Hi Uli --
This is not an easy answer. Unless there is a reason to deep dive the Tyros 5 (the old era), I'll pass on describing the T5 for now.
The remainder of this answer uses the Montage as reference. The Genos has bigger wave memory capacity and may use different NAND flash integrated circuits than the Montage. Without a service manual, one cannot know with certainty.
ONFI passes the NAND flash address in byte sequential fashion. (There is an option to pass data 16 bits at a time, but the Montage uses 8-bit byte sequential.) The number of bytes transferred is determined by the number of address cycles. The Montage NAND flash is a Cypress S34ML08G101TFI000 which implements 5 address cycles.

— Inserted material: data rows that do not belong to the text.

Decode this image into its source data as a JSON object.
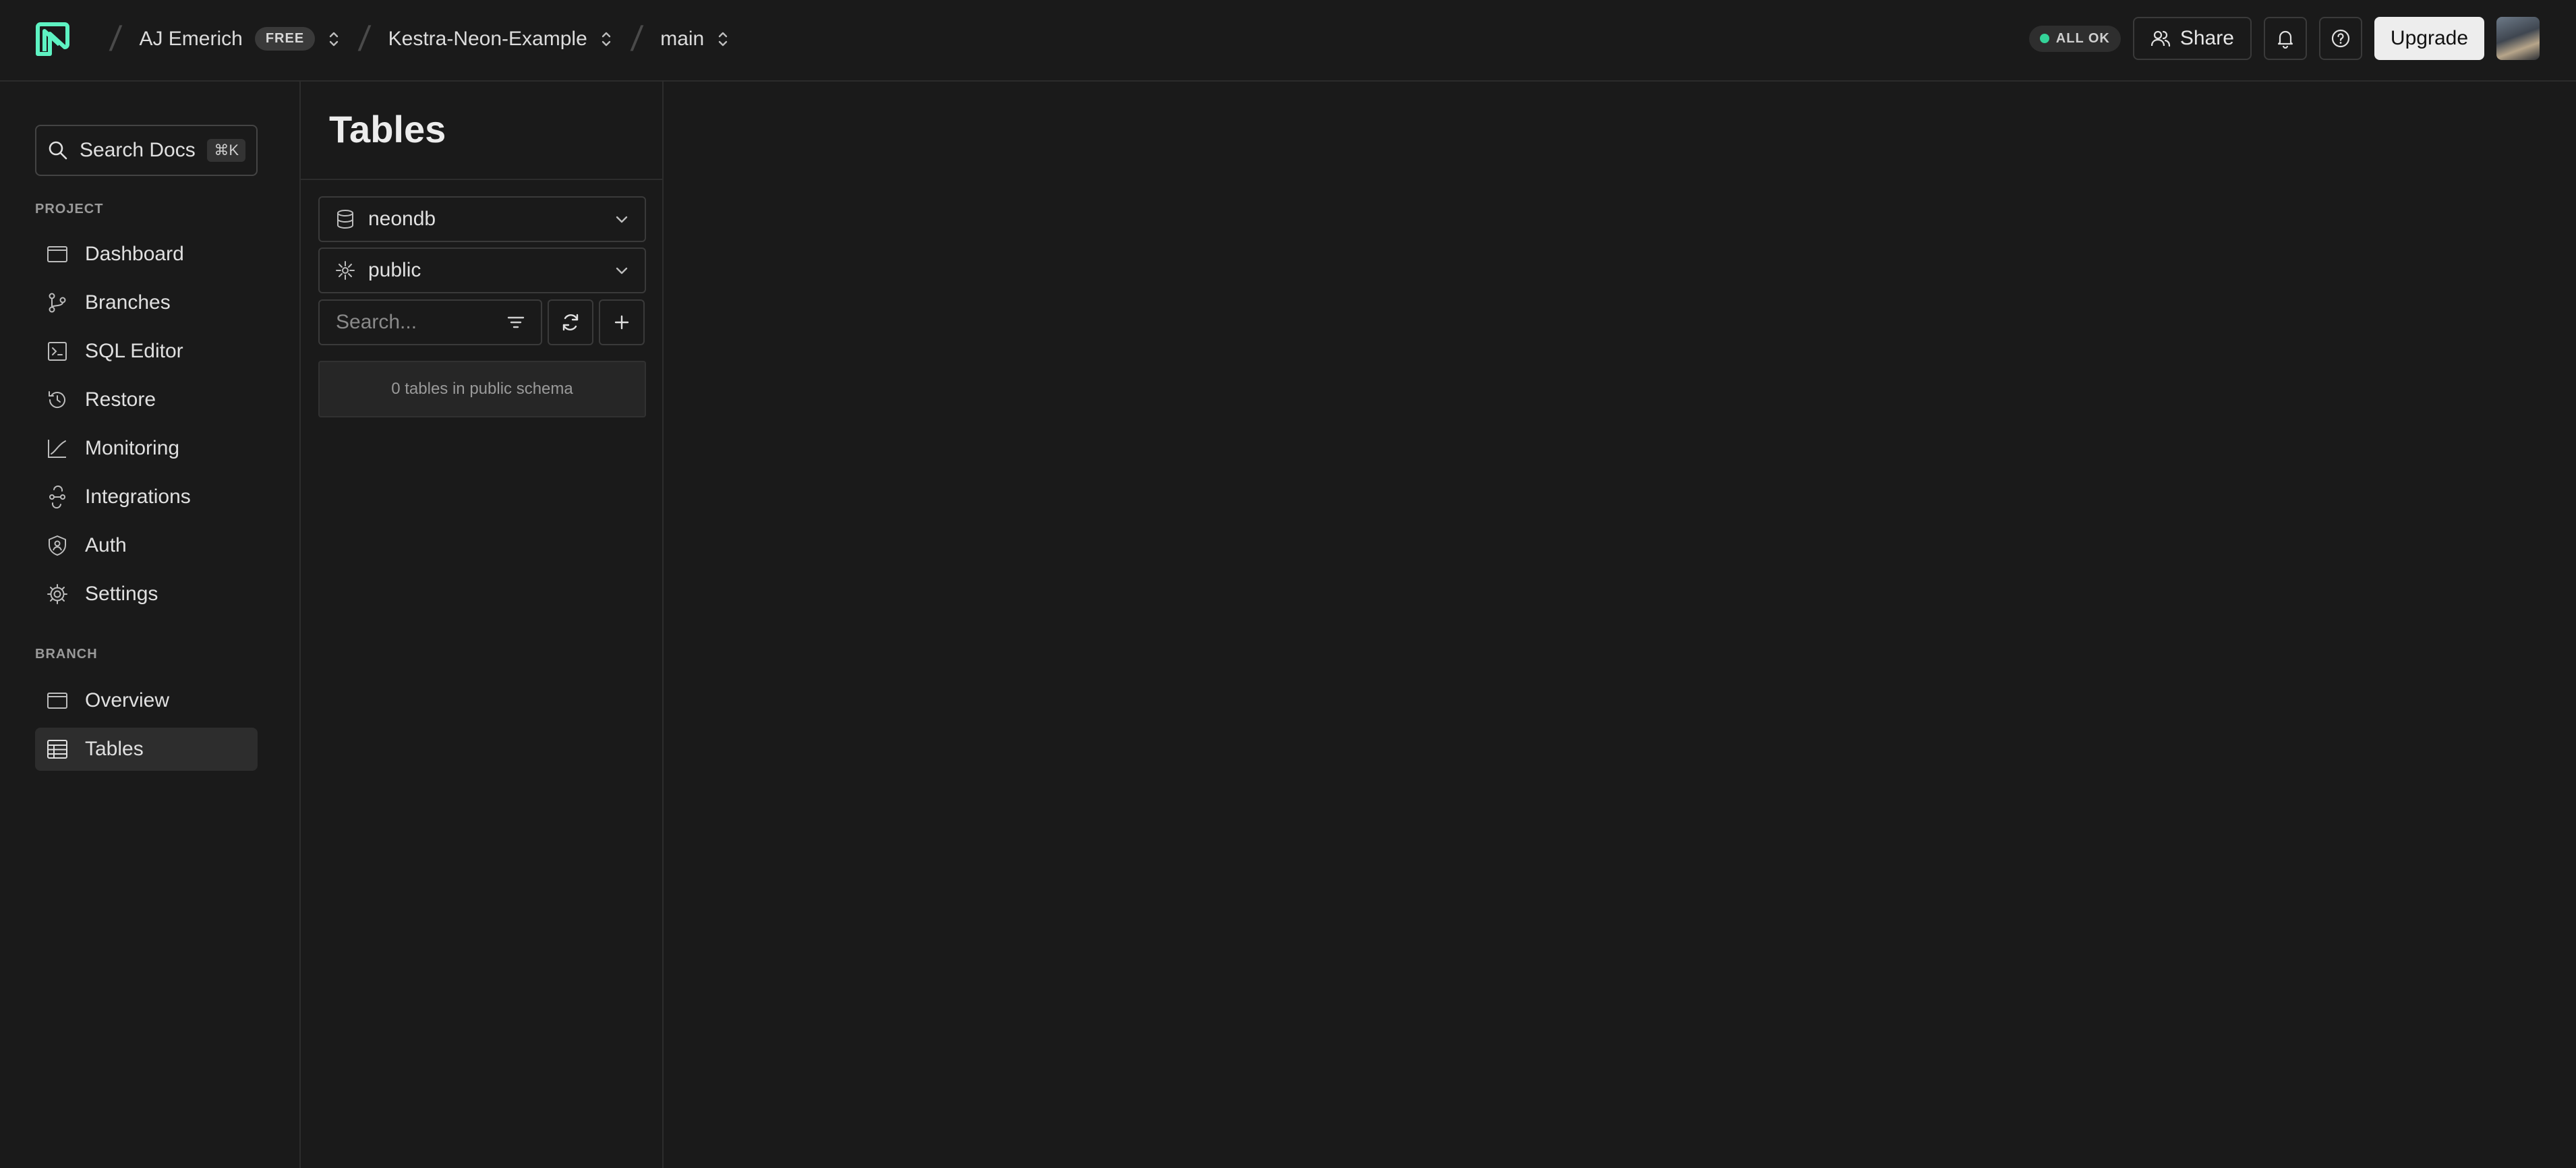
{
  "header": {
    "logo_icon": "neon-logo-icon",
    "org_name": "AJ Emerich",
    "plan_badge": "FREE",
    "project_name": "Kestra-Neon-Example",
    "branch_name": "main",
    "status_text": "ALL OK",
    "status_color": "#34d399",
    "share_label": "Share",
    "upgrade_label": "Upgrade"
  },
  "sidebar": {
    "search_label": "Search Docs",
    "search_shortcut": "⌘K",
    "project_section": "PROJECT",
    "project_items": [
      {
        "label": "Dashboard",
        "icon": "dashboard-icon"
      },
      {
        "label": "Branches",
        "icon": "branches-icon"
      },
      {
        "label": "SQL Editor",
        "icon": "sql-editor-icon"
      },
      {
        "label": "Restore",
        "icon": "restore-icon"
      },
      {
        "label": "Monitoring",
        "icon": "monitoring-icon"
      },
      {
        "label": "Integrations",
        "icon": "integrations-icon"
      },
      {
        "label": "Auth",
        "icon": "auth-icon"
      },
      {
        "label": "Settings",
        "icon": "settings-icon"
      }
    ],
    "branch_section": "BRANCH",
    "branch_items": [
      {
        "label": "Overview",
        "icon": "overview-icon"
      },
      {
        "label": "Tables",
        "icon": "tables-icon",
        "active": true
      }
    ]
  },
  "tables_panel": {
    "title": "Tables",
    "database": "neondb",
    "schema": "public",
    "search_placeholder": "Search...",
    "empty_message": "0 tables in public schema"
  }
}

With ONFI, there's no guarantee that all address bits of the 40 possible bits are actually used. The S34ML08G101TFI000 implements address bits A0 to A30 for a total of 31 address bits. That's for a single IC (one channel).
The Montage design moves 16-bits at once by operating two S34ML08G101TFI000 ICs in tandem (parallel). So, one question regarding Yamaha's parameters, are the stated capacities 8-bit bytes or 16-bit words? The tone generator operates on two 16-bit words at a time and has two independent channels (HIGH and LOW), moving 32-bits total per cycle.
Thanks to that crazy polyphony spec, I think the two TGs are fed by separate independent wave memories. That makes it a little easier to figure out what's happening on the expansion side (TG#2).
The big assumption here is a low-level hardware design like the Montage and the use of similar ICs for flash.
Yikes. Gotta go to the gym where I will be thinking some more.